Z Wikiźródeł, wolnej biblioteki
Ta strona została skorygowana.

76
WYBÓR PISM J. I. KRASZEWSKIEGO.

— I dzikie plotki, w których za grosz nie ma sensu, dorzucił Jan. Nie uciekałbym przed nikim w świecie.
— Cha! cha! a to się domyślam, coś innego pilnego musiało przynaglić! I począł chychotać Mruczkiewicz, poglądając zjadliwie na Jana szaremi oczkami.

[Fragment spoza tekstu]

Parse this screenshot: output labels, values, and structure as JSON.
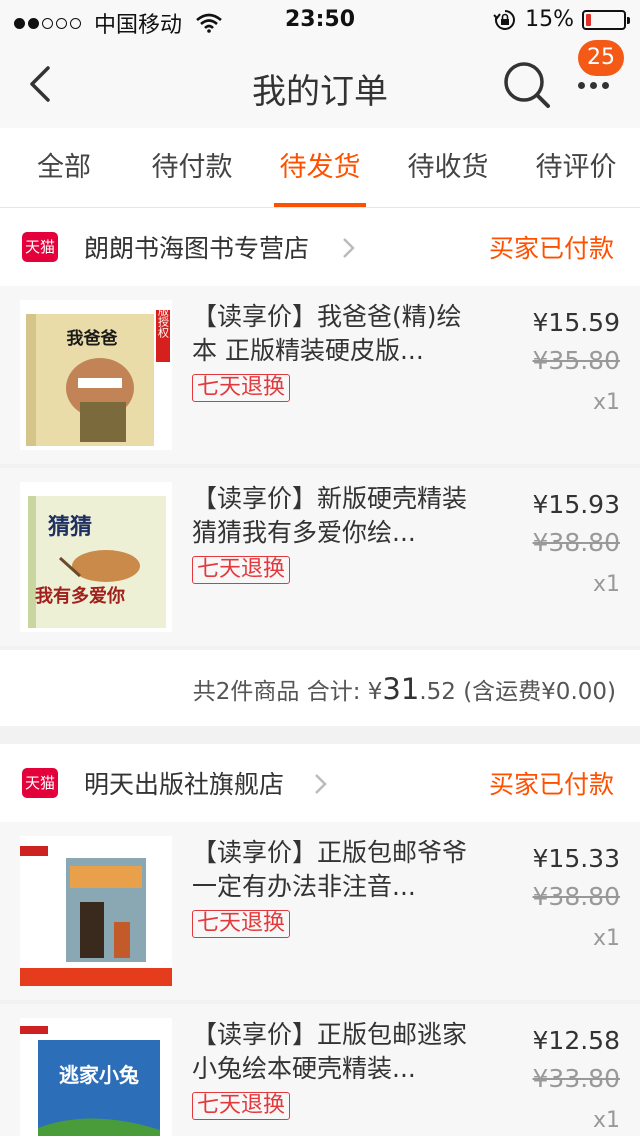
{
  "status_bar": {
    "carrier": "中国移动",
    "time": "23:50",
    "battery_percent": "15%",
    "battery_level": 0.15,
    "icons": [
      "signal-dots-icon",
      "wifi-icon",
      "rotation-lock-icon",
      "battery-icon"
    ]
  },
  "nav": {
    "title": "我的订单",
    "badge_count": "25",
    "icons": [
      "back-chevron-icon",
      "search-icon",
      "more-icon"
    ]
  },
  "tabs": [
    {
      "label": "全部",
      "active": false
    },
    {
      "label": "待付款",
      "active": false
    },
    {
      "label": "待发货",
      "active": true
    },
    {
      "label": "待收货",
      "active": false
    },
    {
      "label": "待评价",
      "active": false
    }
  ],
  "orders": [
    {
      "shop_badge": "天猫",
      "shop_name": "朗朗书海图书专营店",
      "status": "买家已付款",
      "items": [
        {
          "title": "【读享价】我爸爸(精)绘本 正版精装硬皮版...",
          "return_tag": "七天退换",
          "price": "¥15.59",
          "original_price": "¥35.80",
          "qty": "x1",
          "cover_text": "我爸爸",
          "cover_side_text": "正版授权"
        },
        {
          "title": "【读享价】新版硬壳精装 猜猜我有多爱你绘...",
          "return_tag": "七天退换",
          "price": "¥15.93",
          "original_price": "¥38.80",
          "qty": "x1",
          "cover_text": "猜猜",
          "cover_text2": "我有多爱你"
        }
      ],
      "summary": {
        "count_text": "共2件商品 合计:",
        "currency": "¥",
        "total_int": "31",
        "total_dec": ".52",
        "shipping": "(含运费¥0.00)"
      }
    },
    {
      "shop_badge": "天猫",
      "shop_name": "明天出版社旗舰店",
      "status": "买家已付款",
      "items": [
        {
          "title": "【读享价】正版包邮爷爷一定有办法非注音...",
          "return_tag": "七天退换",
          "price": "¥15.33",
          "original_price": "¥38.80",
          "qty": "x1"
        },
        {
          "title": "【读享价】正版包邮逃家小兔绘本硬壳精装...",
          "return_tag": "七天退换",
          "price": "¥12.58",
          "original_price": "¥33.80",
          "qty": "x1",
          "cover_text": "逃家小兔"
        }
      ]
    }
  ],
  "colors": {
    "accent": "#ff5000",
    "tmall_red": "#e4003a",
    "badge": "#f45a16",
    "tag_red": "#e4393c"
  }
}
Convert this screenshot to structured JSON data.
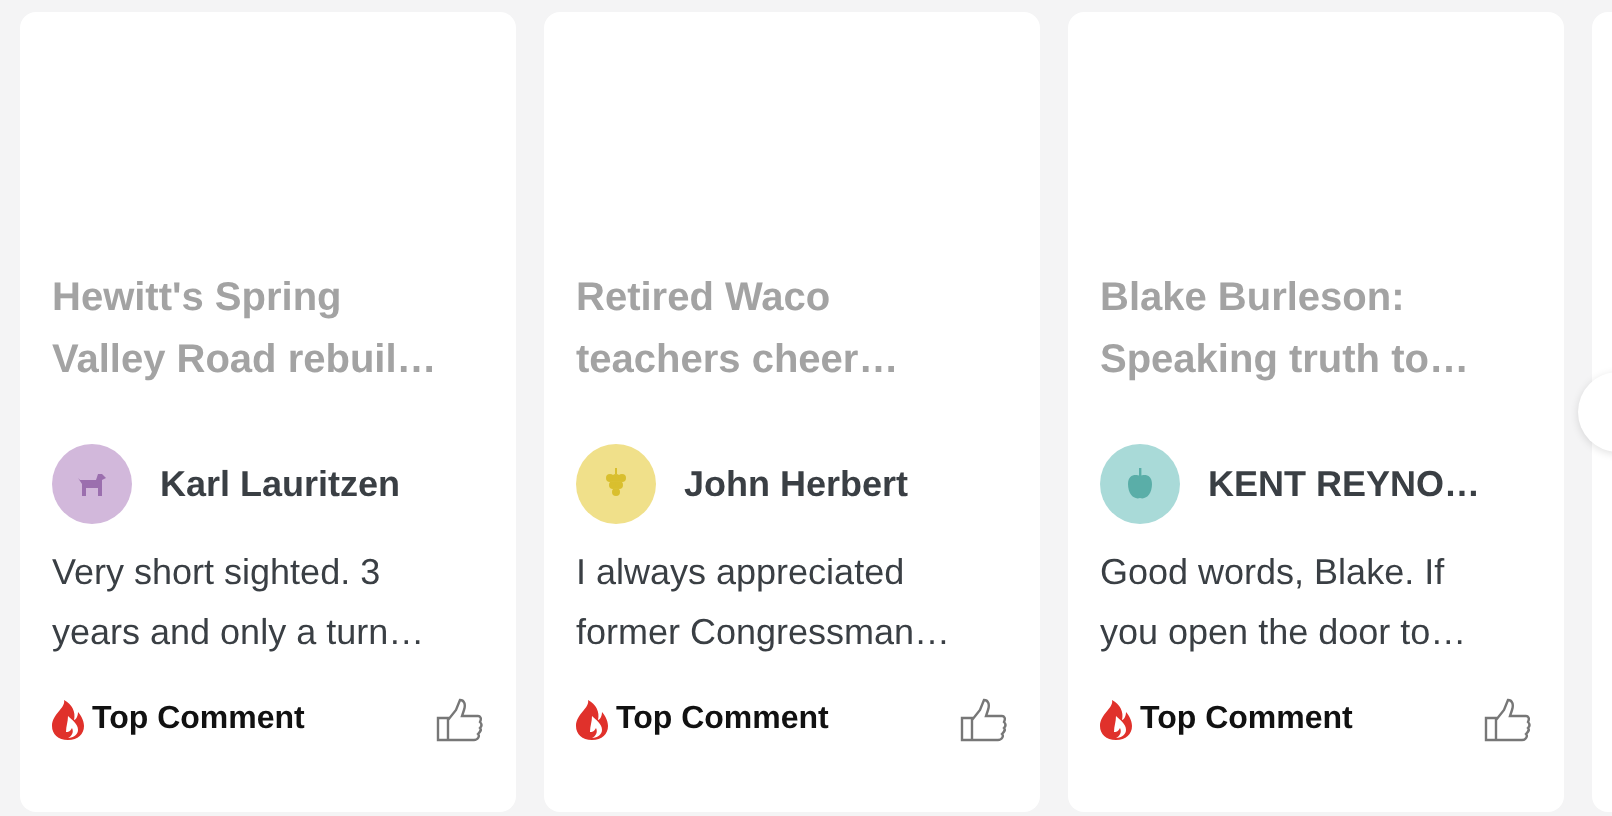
{
  "cards": [
    {
      "headline": "Hewitt's Spring Valley Road rebuil…",
      "author": "Karl Lauritzen",
      "avatar": {
        "kind": "dog",
        "color": "#d2b8db"
      },
      "comment": "Very short sighted. 3 years and only a turn…",
      "badge": "Top Comment"
    },
    {
      "headline": "Retired Waco teachers cheer…",
      "author": "John Herbert",
      "avatar": {
        "kind": "grapes",
        "color": "#f0e08a"
      },
      "comment": "I always appreciated former Congressman…",
      "badge": "Top Comment"
    },
    {
      "headline": "Blake Burleson: Speaking truth to…",
      "author": "KENT REYNO…",
      "avatar": {
        "kind": "apple",
        "color": "#a9dad8"
      },
      "comment": "Good words, Blake. If you open the door to…",
      "badge": "Top Comment"
    }
  ]
}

— Nie, to był po prostu przypadek, zamknął Tytus zniecierpliwiony.
— E! to bo tysiąc fałszów, tysiąc głupich rozpowiadają plotek, odezwał się Mruczkiewicz niby dobrodusznie: ktoby zaś temu wierzył! Mało co bredzą! Ot i to na przykład, że kollega jesteś synem wprost jakiegoś chłopa ze Żmujdzi.
— To taka prawda — szybko zawołał Mamonicz, nie dając odpowiedzieć Janowi — jak to o was gadają, wiecie? żeście synem przechrzty. No! ale któżby temu wierzył?
Mruczkiewicz zaperzył się, ale opamiętał zaraz:
— Tfu! plunąć na te androny. Bądźmy — rzekł — przyjaciołmi! i podał rękę Janowi. A w razie, to i opiece pańskiéj się polecam, dodał chytrze. Możesz pan mieć dużo roboty, potrzebować pomocy, może mu co z nosa spadnie, niech to będzie dla mnie. Bardzo proszę, ja jaką Bóg tam da, nie gardzę robotą. Aby żyć.
Był to przycinek znowu, z którego poznał Mamonicz, że wiedziano już, iż Jan potrzebuje a nie ma zajęcia.
Odurzony, zbolały Jan chciał odchodzić, ale Mamonicz odparł ze śmiechem, choć kłamstwem:
— Coś podobnego nawet nas tu sprowadza. Mamy wielką jedną robotę przyrzeczoną, i właśnie pomyśleliśmy o kolledze. Ale o tém jeszcze, cicho! bośmy się nie umówili całkowicie.